Re: "Missing" RAID devices

keld@xxxxxxxxxx · Fri, 24 May 2013 20:03:30 +0200

On Fri, May 24, 2013 at 11:23:30AM +0200, David Brown wrote:
> On 24/05/13 08:32, keld@xxxxxxxxxx wrote:
> > On Thu, May 23, 2013 at 10:45:56PM -0500, Stan Hoeppner wrote:
> >> On 5/23/2013 3:30 AM, keld@xxxxxxxxxx wrote:
> >>> On Thu, May 23, 2013 at 12:59:39AM -0500, Stan Hoeppner wrote:
> >>
> >>>> You may be tempted to use md/RAID10 of some layout
> >>>> to optimize for writes, but you'd gain nothing, and you'd lose some
> >>>> performance due to overhead.  The partitions you'll be using in this
> >>>> case are so small that they easily fit in a single physical disk track,
> >>>> thus no head movement is required to seek between sectors, only rotation
> >>>> of the platter.
> >> ...
> >>> I think a raid10,far3 is a good choice for swap, then you will enjoy
> >>> RAID0-like reading speed. and good write speed (compared to raid6),
> >>> and a chance of live surviving if just one drive keeps functioning.
> >>
> >> As I mention above, none of the md/RAID10 layouts will yield any added
> >> performance benefit for swap partitions.  And I state the reason why.
> >> If you think about this for a moment you should reach the same conclusion.
> > 
> > I think it is you who are not fully aquainted with Linux MD. Linux 
> > MD RAID10,far3 offers improved performance in single read, which is an
> > advantage for swap, when you are swapping in. Thinkk about it and try it out for yourself.
> > Especially if we are talking 3 drives (far3), but also when you are
> > talking more drives and only 2 copies. You don't get raid0 read performance in Linux
> > on a combination of raid1 and raid0.
> > 
> 
> I think you are getting a number of things wrong here.  For general
> usage, especially on a two disk system, raid10,f2 is very often an
> excellent choice of setup - it gives you protection (two copies of
> everything) and fastreads (you get striped read performance, and always
> from the faster outer half of the disk).  You pay a higher write latency
> compared to plain raid1, but with typical usage figures of 5 reads per
> write, that's fine.  And normally you don't have to wait for writes to
> finish anyway.
> 
> But swap is different in many ways.
> 
> First, the read/write ratio for swap is much closer to 1 - it can even
> be lower than 1.  (Things like startup code for programs can get pushed
> to swap and never read again, as can leaked memory from buggy programs.)
> 
> Secondly, write latency is a big factor - data is pushed to swap to free
> up memory for other usage, and that has to wait until the write is complete.

Agreed

> Thirdly, the kernel will handle striping of multiple swap partitions
> automatically.  And it will do it in a way that is optimal for swap
> usage, rather than the chunk sizes used by a striped raid system.  (More
> often, the kernel wants parallel access to different parts of swap,
> rather than single large reads or writes.)
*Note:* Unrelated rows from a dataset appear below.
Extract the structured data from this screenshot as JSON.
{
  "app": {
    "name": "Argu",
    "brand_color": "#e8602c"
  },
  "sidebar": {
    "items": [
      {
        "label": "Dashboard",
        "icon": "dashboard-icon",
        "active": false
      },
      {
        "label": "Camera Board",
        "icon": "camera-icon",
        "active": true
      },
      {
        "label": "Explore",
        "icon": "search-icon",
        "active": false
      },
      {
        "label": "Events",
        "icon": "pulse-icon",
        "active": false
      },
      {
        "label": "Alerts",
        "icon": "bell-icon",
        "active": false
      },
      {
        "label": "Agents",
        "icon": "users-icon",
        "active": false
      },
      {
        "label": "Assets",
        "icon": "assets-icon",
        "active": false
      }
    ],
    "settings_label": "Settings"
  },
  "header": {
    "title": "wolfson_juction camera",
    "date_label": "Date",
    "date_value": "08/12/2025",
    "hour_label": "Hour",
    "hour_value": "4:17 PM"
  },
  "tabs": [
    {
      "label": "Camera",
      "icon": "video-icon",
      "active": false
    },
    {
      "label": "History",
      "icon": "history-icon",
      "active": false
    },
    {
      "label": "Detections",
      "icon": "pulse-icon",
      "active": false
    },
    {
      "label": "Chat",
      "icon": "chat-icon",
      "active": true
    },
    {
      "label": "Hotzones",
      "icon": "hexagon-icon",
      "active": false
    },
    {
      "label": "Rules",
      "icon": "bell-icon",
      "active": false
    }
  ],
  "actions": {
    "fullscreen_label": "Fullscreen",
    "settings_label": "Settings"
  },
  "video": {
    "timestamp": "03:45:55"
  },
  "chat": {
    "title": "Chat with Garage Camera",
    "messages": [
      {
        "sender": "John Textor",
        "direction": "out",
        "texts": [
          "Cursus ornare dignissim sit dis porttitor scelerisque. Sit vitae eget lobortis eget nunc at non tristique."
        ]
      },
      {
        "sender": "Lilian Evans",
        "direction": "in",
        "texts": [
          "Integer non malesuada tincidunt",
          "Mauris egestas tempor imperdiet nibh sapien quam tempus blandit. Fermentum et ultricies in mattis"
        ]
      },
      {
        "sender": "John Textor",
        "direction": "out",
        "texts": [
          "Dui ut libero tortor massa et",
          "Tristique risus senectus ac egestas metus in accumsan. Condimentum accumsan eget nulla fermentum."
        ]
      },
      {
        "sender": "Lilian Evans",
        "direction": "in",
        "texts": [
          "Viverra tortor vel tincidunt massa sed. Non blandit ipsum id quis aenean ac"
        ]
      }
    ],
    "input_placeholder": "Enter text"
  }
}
Yes, the kernel will handle striping, but not mirrored, if you do not employ raid.. 

> 
> One thing that seems to be slightly confused here in this thread is the
> mixup between the number of mirror copies and the number of drives in
> raid10 setups.  With md raid, you can have as many mirrors as you like
> over as many drives as you like, though you need at least as many
> partitions as mirrors (and it seldom makes sense to have more mirrors
> than drives).  For example, if you have 3 disks, you can use "far3"
> layout to get three copies of your data - one copy on each disk.  But
> you can also use "far2", and get two copies of your data.  See
> <http://en.wikipedia.org/wiki/Non-standard_RAID_levels#Linux_MD_RAID_10>
> for some pictures.
> 
> With plain raid1, if you use 3 drives you get three copies.
> 
> It seems unlikely to me that you would need the "safe against two disk
> failure" protection of 3-way mirrors on swap, but it is possible.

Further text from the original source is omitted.